The renderings of the giants does take some getting used to, but the push/pulling of human characteristics into gigantic form is sometimes is quite effective, sometimes a bit startling. We’re well within uncanny valley territory here, so that just when you settle down and accept the visuals as being as “real” as the actors they’re playing against something odd (and perhaps subconscious) happens on the visual or performance level and we’re jostled out to be reminded of the fakery. 



Pacing-wise the film feels a bit more deliberate than some of its other kin set out as “kid’s films”, and for those raised on a diet of pop culture references, cloying pop songs and whiz-bang moments may find their patience taxed. In other words, despite the cutting-edge technology at play this feels very much an old-fashioned, classical take on this type of tale. With enough space to breathe the characters are able to connect, making the iconic/archetypical beats to play out in convincing ways. 

Much of this is helped by the two key performers. Rylance plays the BFG in a tremendously sympathetic way, exuding a warmth that’s infectious. Barnhill does a remarkable job at avoiding many of the inherent pitfalls in her character, her wide-eyed surprise never coming across as cloying, and her growing confidence never precocious or obnoxious.

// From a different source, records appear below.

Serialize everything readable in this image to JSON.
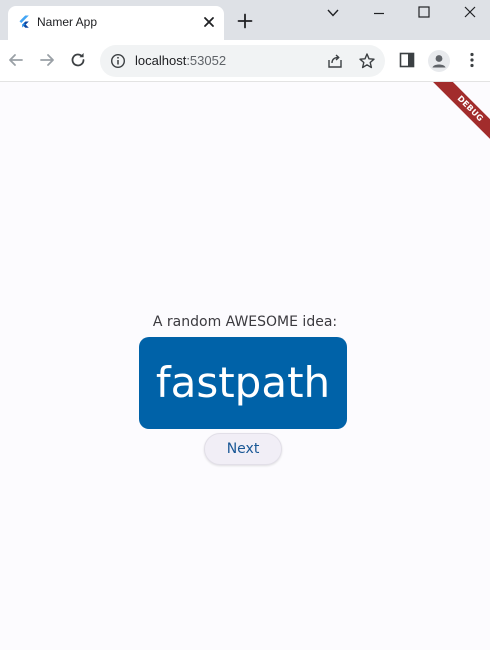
{
  "browser": {
    "tab": {
      "title": "Namer App",
      "favicon": "flutter-icon"
    },
    "address": {
      "host": "localhost",
      "port": ":53052"
    },
    "icons": [
      "chevron-down-icon",
      "minimize-icon",
      "maximize-icon",
      "close-icon",
      "back-icon",
      "forward-icon",
      "reload-icon",
      "info-icon",
      "share-icon",
      "star-icon",
      "side-panel-icon",
      "profile-icon",
      "menu-icon",
      "new-tab-icon"
    ]
  },
  "banner": {
    "label": "DEBUG",
    "color": "#a22c2c"
  },
  "app": {
    "prompt": "A random AWESOME idea:",
    "word": "fastpath",
    "next_label": "Next",
    "accent": "#0062a8",
    "background": "#fcfbfe"
  }
}
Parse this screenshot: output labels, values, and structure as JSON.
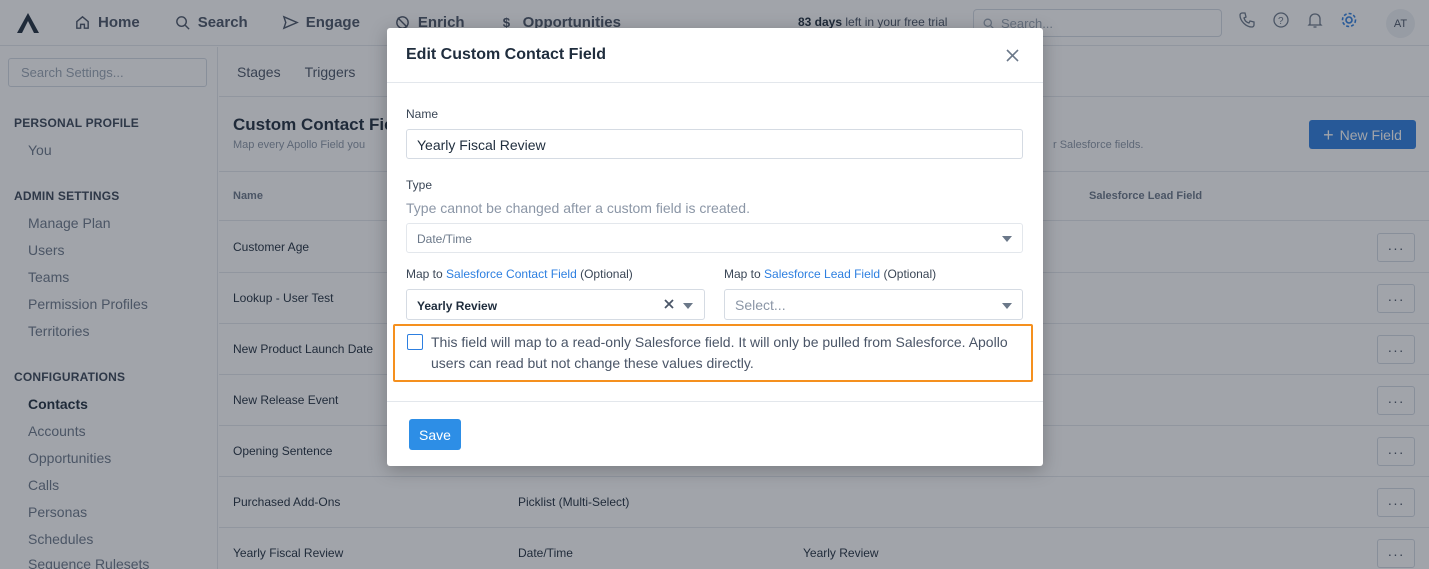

Put together we have a film that feels both of and beyond its time, a throwback film from artisans looking to craft something that works for all ages. For those that are looking for a film experience that can be shared across generations this is an excellent antidote to many of the more saccharine, forgettable works that get churned out by committee. Very much a labour of love (and decades in the making!) it’s clear that this translation of Dahl’s world to the big screen will be a highlight for many this summer season. While the cynic in me prefers the likes of Fantastic Mr. Fox, a far more sardonic version of Dahl’s worldview, BFG nonetheless feels an authentic translation of the original work to the big screen, sensitively directed by Spielberg who feels very much at home back in the land of unabashed fantasy.